Other times, the science-fiction elements seem comic-bookish and gimmicky – three-breasted mutant whores on Mars, the silly scenes with Arnold Schwarzenegger implanting red glowing bulbs up his nose. People do incredibly dumb things – like shoot bullets in pressurized domes, or simply the daft idea that a pressurized Martian environment would not have automatic doors to come down every time there is a hull breach. The silliest of all are the scenes where depressurisation causes people to become bug-eyed and explode (something that is not possible in the minimal Martian atmospheric pressure differential where sudden depressurisation might at most give one a nosebleed).

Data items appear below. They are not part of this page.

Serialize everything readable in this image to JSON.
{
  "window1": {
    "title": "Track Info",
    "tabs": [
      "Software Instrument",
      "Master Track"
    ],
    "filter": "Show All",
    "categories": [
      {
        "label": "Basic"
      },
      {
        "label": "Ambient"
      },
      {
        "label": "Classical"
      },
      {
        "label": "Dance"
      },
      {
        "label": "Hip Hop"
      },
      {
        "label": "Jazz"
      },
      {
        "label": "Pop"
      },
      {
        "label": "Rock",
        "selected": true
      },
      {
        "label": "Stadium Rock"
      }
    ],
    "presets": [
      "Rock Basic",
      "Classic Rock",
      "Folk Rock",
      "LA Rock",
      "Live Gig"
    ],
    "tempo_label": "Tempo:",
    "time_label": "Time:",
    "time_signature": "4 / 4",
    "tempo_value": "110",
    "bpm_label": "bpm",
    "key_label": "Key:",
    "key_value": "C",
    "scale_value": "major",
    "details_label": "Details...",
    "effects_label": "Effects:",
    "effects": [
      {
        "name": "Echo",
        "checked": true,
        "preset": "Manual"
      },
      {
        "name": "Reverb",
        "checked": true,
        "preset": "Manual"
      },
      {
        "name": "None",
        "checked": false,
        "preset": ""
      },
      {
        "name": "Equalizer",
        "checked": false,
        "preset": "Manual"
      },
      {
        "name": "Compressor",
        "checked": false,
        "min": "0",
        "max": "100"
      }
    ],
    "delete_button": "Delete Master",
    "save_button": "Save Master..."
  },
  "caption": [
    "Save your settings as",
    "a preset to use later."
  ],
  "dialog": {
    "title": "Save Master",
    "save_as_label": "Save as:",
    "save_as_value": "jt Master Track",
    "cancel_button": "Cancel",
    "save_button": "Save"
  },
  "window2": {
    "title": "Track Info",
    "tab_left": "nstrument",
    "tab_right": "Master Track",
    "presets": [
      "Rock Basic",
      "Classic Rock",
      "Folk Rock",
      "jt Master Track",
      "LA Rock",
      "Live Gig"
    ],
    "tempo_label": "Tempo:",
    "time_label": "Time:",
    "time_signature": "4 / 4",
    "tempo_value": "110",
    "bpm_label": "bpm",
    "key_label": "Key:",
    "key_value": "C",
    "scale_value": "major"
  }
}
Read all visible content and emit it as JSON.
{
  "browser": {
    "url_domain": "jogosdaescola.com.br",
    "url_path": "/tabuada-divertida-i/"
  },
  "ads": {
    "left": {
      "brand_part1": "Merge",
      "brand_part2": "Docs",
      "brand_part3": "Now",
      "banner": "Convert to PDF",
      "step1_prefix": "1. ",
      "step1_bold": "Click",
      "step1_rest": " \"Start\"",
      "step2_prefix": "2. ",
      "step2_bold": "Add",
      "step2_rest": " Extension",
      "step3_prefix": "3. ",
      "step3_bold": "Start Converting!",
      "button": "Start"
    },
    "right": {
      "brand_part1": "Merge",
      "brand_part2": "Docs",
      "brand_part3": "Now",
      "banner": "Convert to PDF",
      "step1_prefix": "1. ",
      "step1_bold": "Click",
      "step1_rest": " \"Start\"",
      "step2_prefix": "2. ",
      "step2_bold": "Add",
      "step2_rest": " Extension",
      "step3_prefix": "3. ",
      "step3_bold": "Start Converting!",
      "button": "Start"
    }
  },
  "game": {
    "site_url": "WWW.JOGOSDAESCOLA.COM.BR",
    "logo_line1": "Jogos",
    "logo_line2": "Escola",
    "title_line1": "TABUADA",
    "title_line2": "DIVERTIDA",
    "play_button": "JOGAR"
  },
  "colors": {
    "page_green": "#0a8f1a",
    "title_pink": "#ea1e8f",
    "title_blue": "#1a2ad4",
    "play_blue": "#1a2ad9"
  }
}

The climax is impressive, even dazzling on a conceptual level that science-fiction cinema rarely reaches. At the same time, every inch of the way one’s awe is constantly being undercut by the basic scientific absurdity – such as where Arnold Schwarzenegger activates the planetary reactor and then he and Rachel Ticotin are propelled out into the open Martian atmosphere, their eyes start to swell up and bug out, but their breathing and depressurization problems are instantly solved by an explosion of super-heated (and radioactive) steam!!!! (something that would in actuality probably charbroil the characters) and that within a matter of minutes this somehow also manages to create an atmosphere for the entire planet and conveniently save the expiring rebels.
While the idea of a Total Recall sequel was bandied around for a time, this never emerged. The script for this is reputed to have morphed into Minority Report (2002). The film was later semi-sequelized as the Canadian-made tv series Total Recall 2070 (1999), which, other than taking place in the same implied future, is unrelated. This lasted for 22 episodes, however proved to be a modestly effective and occasionally intelligent Cyberpunk series. Total Recall (2012) is a remake under director Len Wiseman starring Colin Farrell.
Dan O’Bannon’s other genre works are:– Dark Star (1974), Alien (1979), the zombie film Dead & Buried (1981), episodes of the adult animation anthology Heavy Metal (1981), the hi-tech helicopter action film Blue Thunder (1983), Tobe Hooper’s soul-sucking alien vampire film Lifeforce (1985) and the remake of Invaders from Mars (1986), a further Philip K. Dick adaptation Screamers (1995), and the Canadian horror film Hemoglobin/Bleeders (1997). O’Bannon also directed the zombie black comedy Return of the Living Dead (1985) and the H.P. Lovecraft adaptation The Resurrected (1992). Jodorowsky’s Dune (2013) details O’Bannon’s work as special effects director on Alejandro Jodorowsky’s failed adaptation of Dune (1965) in the 1970s.
Other films adapted from the works of Philip K. Dick are:– Blade Runner (1982), the O’Bannon scripted Screamers (1995), Impostor (2002), Minority Report (2002), Paycheck (2003), A Scanner Darkly (2006), Next (2007), The Adjustment Bureau (2011), Radio Free Albemuth (2014), the tv series adaptation of The Man in the High Castle (2015– ) and the tv anthology series Philip K. Dick’s Electric Dreams (2017– ). The Gospel According to Philip K. Dick (2000) is a fascinating documentary about Dick’s bizarre life.